Natural stone is an elegant and durable countertop option for the laundry room—as long as it is properly cared for. Just as in the kitchen and bath, natural stone that is well maintained will stand up to whatever your dirty laundry can dish out. Plus it adds an element of style to the space and proves that the laundry room is more than just an afterthought. Just remember harsh cleaners can harm the stone, so always take the necessary precautions. Protect these surfaces with a good sealer.

The laundry room is the perfect location for Quartz and other engineered surfaces. It’s non-porous and won’t stain, and most importantly, it won’t harbor bacteria or viruses—a real positive in space that tends to be warm and damp. Plus, unlike natural stone, quartz doesn’t need to be sealed. Quartz is ultra-durable and scratch resistant. If your clients love the look of marble or granite but want something that requires little to no maintenance, quartz is a great choice since many of today’s manufacturers offer quartz slabs that look just like the real thing. Or, if they’re looking for something a little more “out there,” quartz is great since it comes in almost any color of the rainbow.

Though they may not be the first option to spring to mind, wood countertops with a marine finish work well in the laundry room. In a room that’s full of hard, cold materials, wood can add a sense of warmth to the space. You can show your clients the variety of colors and species of wood available for them to choose from and help them select the style that works best for them.

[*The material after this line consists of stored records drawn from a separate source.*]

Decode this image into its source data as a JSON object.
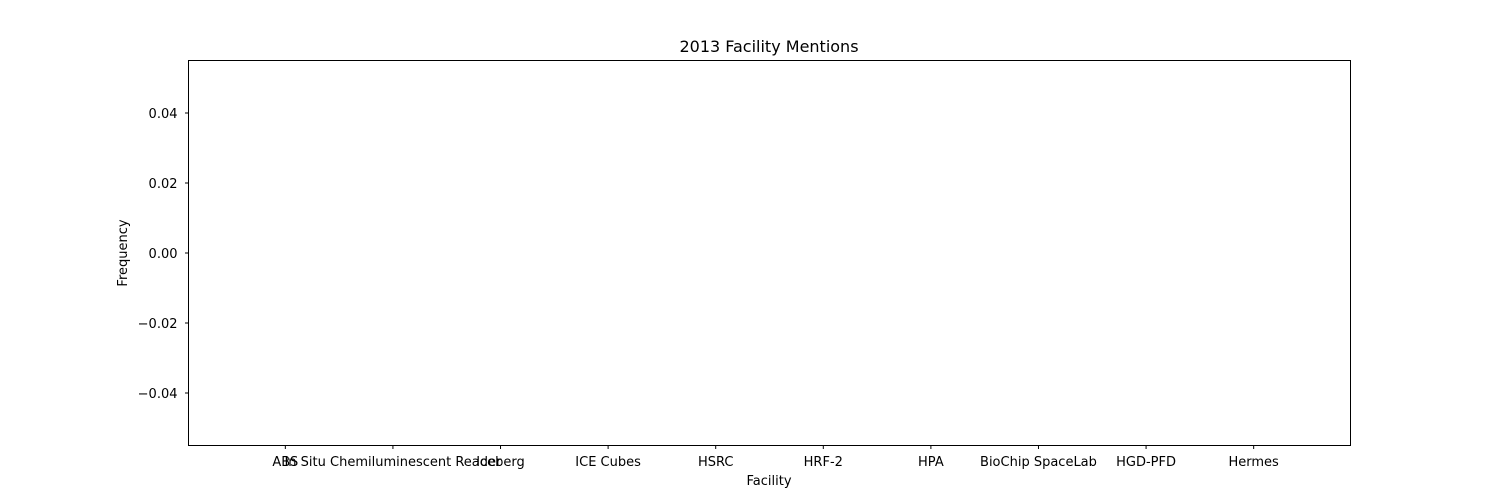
{
  "chart_data": {
    "type": "bar",
    "title": "2013 Facility Mentions",
    "xlabel": "Facility",
    "ylabel": "Frequency",
    "categories": [
      "ABS",
      "In Situ Chemiluminescent Reader",
      "Iceberg",
      "ICE Cubes",
      "HSRC",
      "HRF-2",
      "HPA",
      "BioChip SpaceLab",
      "HGD-PFD",
      "Hermes"
    ],
    "values": [
      0,
      0,
      0,
      0,
      0,
      0,
      0,
      0,
      0,
      0
    ],
    "ylim": [
      -0.055,
      0.055
    ],
    "yticks": [
      -0.04,
      -0.02,
      0.0,
      0.02,
      0.04
    ],
    "ytick_labels": [
      "−0.04",
      "−0.02",
      "0.00",
      "0.02",
      "0.04"
    ],
    "grid": false,
    "colors": {
      "axes": "#000000",
      "background": "#ffffff",
      "bar": "#1f77b4"
    }
  }
}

Flooring is another element that must be selected with care. Wall-to-wall carpeting and rugs provide softness underfoot. However, they can also absorb the moisture from wet, dirty laundry rooms creating the perfect place for mold and mildew to thrive. Linoleum is non-absorbent, easy to clean, and comfortable to stand on, but it also doesn’t allow moisture to escape, which can also encourage bacteria growth. Also, if there is a water leak and water lies on linoleum for a length of time, the lower layers (usually melamine resin and fiberboard) will warp. If budget constraints make laminate the only choice, be sure to install a washer drip pan and remind the homeowners to carefully monitor the laundry room for leaks. It’s also a good idea to replace the washer hose regularly and turn off the water valve when it’s not in use.

Ceramic Tile is one of the best choices for laundry room flooring, from a durability standpoint. It’s water and chemical resistant and tiles with more of a “natural” finish will be more resistant to scratching than those with a highly polished finish. For less work cleaning, choose larger tiles with fewer grout lines. And be sure to clean up spills ASAP, as the tiles can become slippery. Ceramic tiles can be noisy if the washing machine isn’t level, so be sure to add noise-abating pads to the washer legs.

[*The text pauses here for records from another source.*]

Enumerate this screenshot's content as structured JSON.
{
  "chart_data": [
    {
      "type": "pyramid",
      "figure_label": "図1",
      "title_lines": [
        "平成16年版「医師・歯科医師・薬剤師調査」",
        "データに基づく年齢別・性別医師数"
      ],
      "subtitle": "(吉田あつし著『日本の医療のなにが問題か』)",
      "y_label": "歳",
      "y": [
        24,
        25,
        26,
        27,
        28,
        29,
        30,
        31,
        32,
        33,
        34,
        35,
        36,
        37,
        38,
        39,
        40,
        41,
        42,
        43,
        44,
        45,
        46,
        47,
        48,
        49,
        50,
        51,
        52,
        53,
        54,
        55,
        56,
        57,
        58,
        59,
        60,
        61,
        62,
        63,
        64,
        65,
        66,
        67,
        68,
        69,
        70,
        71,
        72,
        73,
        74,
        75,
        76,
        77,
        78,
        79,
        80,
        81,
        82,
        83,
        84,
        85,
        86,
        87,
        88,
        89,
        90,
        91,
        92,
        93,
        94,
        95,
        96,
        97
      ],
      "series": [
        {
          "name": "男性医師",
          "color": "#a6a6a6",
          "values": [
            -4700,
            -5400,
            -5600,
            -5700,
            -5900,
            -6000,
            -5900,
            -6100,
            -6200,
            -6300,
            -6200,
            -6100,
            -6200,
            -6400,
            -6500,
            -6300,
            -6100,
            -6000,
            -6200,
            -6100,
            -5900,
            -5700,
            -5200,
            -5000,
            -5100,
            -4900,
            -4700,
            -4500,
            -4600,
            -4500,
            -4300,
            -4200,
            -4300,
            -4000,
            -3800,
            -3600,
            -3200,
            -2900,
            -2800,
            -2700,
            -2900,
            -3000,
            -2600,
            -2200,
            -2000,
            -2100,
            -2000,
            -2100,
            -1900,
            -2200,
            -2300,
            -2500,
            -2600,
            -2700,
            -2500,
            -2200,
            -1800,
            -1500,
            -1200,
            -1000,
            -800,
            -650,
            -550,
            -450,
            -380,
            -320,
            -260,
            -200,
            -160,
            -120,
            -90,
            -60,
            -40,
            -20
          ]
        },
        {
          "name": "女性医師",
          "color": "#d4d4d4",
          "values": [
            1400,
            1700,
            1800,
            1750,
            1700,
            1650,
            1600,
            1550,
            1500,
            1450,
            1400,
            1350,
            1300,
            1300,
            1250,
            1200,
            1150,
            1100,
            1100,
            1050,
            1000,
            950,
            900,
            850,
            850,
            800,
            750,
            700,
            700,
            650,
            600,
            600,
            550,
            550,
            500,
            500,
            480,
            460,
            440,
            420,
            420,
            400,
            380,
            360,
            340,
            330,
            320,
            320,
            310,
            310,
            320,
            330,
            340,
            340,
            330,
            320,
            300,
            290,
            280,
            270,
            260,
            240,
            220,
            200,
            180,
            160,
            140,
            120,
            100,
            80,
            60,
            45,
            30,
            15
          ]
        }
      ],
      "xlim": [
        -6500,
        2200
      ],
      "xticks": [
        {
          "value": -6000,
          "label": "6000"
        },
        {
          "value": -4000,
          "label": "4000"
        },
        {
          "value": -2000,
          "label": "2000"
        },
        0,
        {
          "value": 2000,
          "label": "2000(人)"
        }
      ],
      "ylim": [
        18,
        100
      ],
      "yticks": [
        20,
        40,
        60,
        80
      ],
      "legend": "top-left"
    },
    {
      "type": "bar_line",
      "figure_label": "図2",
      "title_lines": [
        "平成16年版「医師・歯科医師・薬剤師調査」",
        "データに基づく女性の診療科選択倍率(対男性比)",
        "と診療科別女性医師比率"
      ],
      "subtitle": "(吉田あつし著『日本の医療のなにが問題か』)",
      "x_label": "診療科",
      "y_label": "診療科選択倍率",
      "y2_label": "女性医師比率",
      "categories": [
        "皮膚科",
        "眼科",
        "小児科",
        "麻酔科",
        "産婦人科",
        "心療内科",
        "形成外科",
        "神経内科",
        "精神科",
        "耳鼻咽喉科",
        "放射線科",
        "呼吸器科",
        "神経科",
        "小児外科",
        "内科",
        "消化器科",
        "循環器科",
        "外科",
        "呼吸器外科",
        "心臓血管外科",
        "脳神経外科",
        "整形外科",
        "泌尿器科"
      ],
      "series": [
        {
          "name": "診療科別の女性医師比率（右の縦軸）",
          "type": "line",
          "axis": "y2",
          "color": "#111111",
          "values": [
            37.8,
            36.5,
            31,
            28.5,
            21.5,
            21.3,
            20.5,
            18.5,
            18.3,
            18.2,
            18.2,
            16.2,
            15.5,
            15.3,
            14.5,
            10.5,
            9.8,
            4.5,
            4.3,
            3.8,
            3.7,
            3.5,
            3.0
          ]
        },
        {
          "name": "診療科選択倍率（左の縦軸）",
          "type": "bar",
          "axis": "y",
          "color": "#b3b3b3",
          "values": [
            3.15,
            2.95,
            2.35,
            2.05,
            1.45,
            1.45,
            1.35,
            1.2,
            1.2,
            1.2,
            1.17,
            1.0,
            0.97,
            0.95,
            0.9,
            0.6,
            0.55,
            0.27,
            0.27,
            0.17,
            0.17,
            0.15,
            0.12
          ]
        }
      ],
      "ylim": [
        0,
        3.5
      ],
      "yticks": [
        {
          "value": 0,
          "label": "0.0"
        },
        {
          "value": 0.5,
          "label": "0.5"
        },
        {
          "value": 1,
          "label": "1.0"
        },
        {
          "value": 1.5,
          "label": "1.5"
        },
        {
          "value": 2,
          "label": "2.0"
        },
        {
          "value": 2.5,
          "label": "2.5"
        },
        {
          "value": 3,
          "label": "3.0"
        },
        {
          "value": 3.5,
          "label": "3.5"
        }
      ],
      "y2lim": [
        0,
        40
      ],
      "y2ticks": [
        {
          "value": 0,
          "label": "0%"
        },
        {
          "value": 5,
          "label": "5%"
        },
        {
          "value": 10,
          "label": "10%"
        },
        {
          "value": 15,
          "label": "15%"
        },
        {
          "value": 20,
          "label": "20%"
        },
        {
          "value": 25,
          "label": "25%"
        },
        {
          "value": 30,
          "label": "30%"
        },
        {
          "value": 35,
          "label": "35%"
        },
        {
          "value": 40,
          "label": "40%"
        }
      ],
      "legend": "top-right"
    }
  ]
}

Also very easy to lean and maintain, easy to install and budget-friendly is vinyl tile. One huge benefit of vinyl tile is that damaged tiles can be easily replaced without having to remove the entire floor. Plus, it’s highly resistant to chemical stains and water. There are also some pretty unique patterns available and many tiles come in colors and styles that closely resemble natural products like wood and stone. With vinyl tile, you can create a luxury look without a huge budget.

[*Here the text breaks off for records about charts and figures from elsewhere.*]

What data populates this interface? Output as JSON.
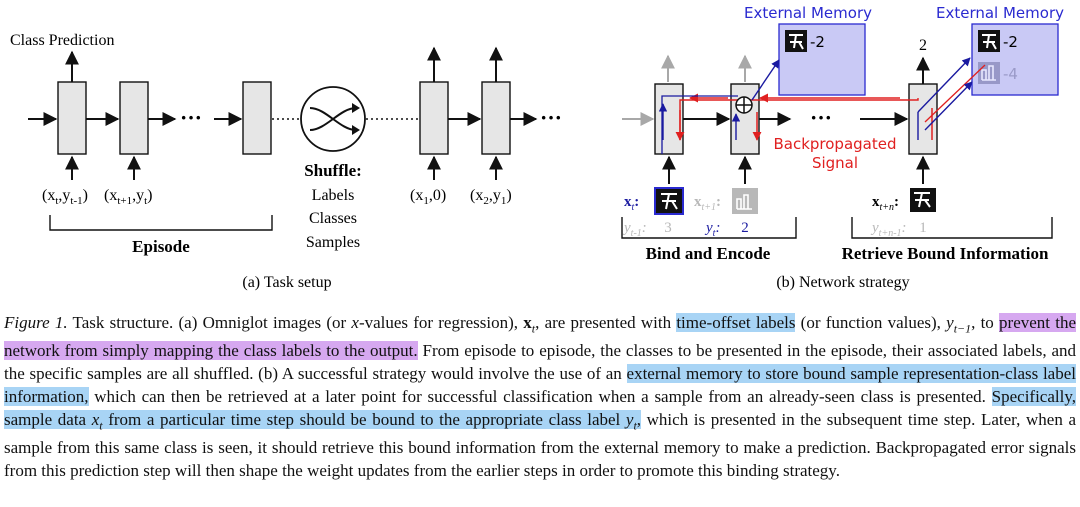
{
  "panel_a": {
    "top_label": "Class Prediction",
    "input_label_1": "(x",
    "input_label_1_sub": "t",
    "input_label_1_rest": ",y",
    "input_label_1_sub2": "t-1",
    "input_label_1_close": ")",
    "input_label_2": "(x",
    "input_label_2_sub": "t+1",
    "input_label_2_rest": ",y",
    "input_label_2_sub2": "t",
    "input_label_2_close": ")",
    "episode_label": "Episode",
    "shuffle_title": "Shuffle:",
    "shuffle_items": [
      "Labels",
      "Classes",
      "Samples"
    ],
    "input_label_3": "(x",
    "input_label_3_sub": "1",
    "input_label_3_rest": ",0)",
    "input_label_4": "(x",
    "input_label_4_sub": "2",
    "input_label_4_rest": ",y",
    "input_label_4_sub2": "1",
    "input_label_4_close": ")",
    "caption": "(a) Task setup"
  },
  "panel_b": {
    "memory_title_1": "External Memory",
    "memory_title_2": "External Memory",
    "memory_entry_1": "-2",
    "memory_entry_2a": "-2",
    "memory_entry_2b": "-4",
    "output_label": "2",
    "backprop_line1": "Backpropagated",
    "backprop_line2": "Signal",
    "xt_label": "x",
    "xt_sub": "t",
    "yt1_label": "y",
    "yt1_sub": "t-1",
    "yt1_value": "3",
    "xt1_label": "x",
    "xt1_sub": "t+1",
    "yt_label": "y",
    "yt_sub": "t",
    "yt_value": "2",
    "xtn_label": "x",
    "xtn_sub": "t+n",
    "ytn_label": "y",
    "ytn_sub": "t+n-1",
    "ytn_value": "1",
    "bind_label": "Bind and Encode",
    "retrieve_label": "Retrieve Bound Information",
    "caption": "(b) Network strategy"
  },
  "caption": {
    "fig_label": "Figure 1.",
    "s1": " Task structure. (a) Omniglot images (or ",
    "s1_var": "x",
    "s2": "-values for regression), ",
    "s2_var": "x",
    "s2_sub": "t",
    "s3": ", are presented with ",
    "hl1": "time-offset labels",
    "s4": " (or function values), ",
    "s4_var": "y",
    "s4_sub": "t−1",
    "s5": ", to ",
    "hl2": "prevent the network from simply mapping the class labels to the output.",
    "s6": " From episode to episode, the classes to be presented in the episode, their associated labels, and the specific samples are all shuffled. (b) A successful strategy would involve the use of an ",
    "hl3": "external memory to store bound sample representation-class label information,",
    "s7": " which can then be retrieved at a later point for successful classification when a sample from an already-seen class is presented. ",
    "hl4a": "Specifically, sample data ",
    "hl4_var": "x",
    "hl4_sub": "t",
    "hl4b": " from a particular time step should be bound to the appropriate class label ",
    "hl4_var2": "y",
    "hl4_sub2": "t",
    "hl4c": ",",
    "s8": " which is presented in the subsequent time step. Later, when a sample from this same class is seen, it should retrieve this bound information from the external memory to make a prediction. Backpropagated error signals from this prediction step will then shape the weight updates from the earlier steps in order to promote this binding strategy."
  },
  "colors": {
    "box_fill": "#e6e6e6",
    "memory_fill": "#c9c9f5",
    "memory_text": "#2a2ad0",
    "backprop": "#e02020",
    "forward_blue": "#1a1aa0",
    "gray_arrow": "#a8a8a8",
    "highlight_blue": "#a8d4f5",
    "highlight_purple": "#d6a8f0"
  }
}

The backsplash isn’t just for the kitchen! Since even vertical spaces can get damp in a laundry room, the backsplash is an area where you can really get creative with design. All of the materials mentioned above will work great for backsplashes too. Natural stone can add warmth, quartz and solid surface can help create a sleek and modern vibe, and ceramic and vinyl tiles can offer a variety of colors and patterns. Glass tiles can also create a colorful water-resistant backsplash while injecting the laundry rom with bright hues and personality.

For walls and other painted surfaces, designers recommend semi-gloss paint since it’s easiest to wipe clean.

Even though the laundry room calls for a material that is durable and waterproof, it doesn’t have to be boring. It is possible to use hardworking materials and still make a strong design statement.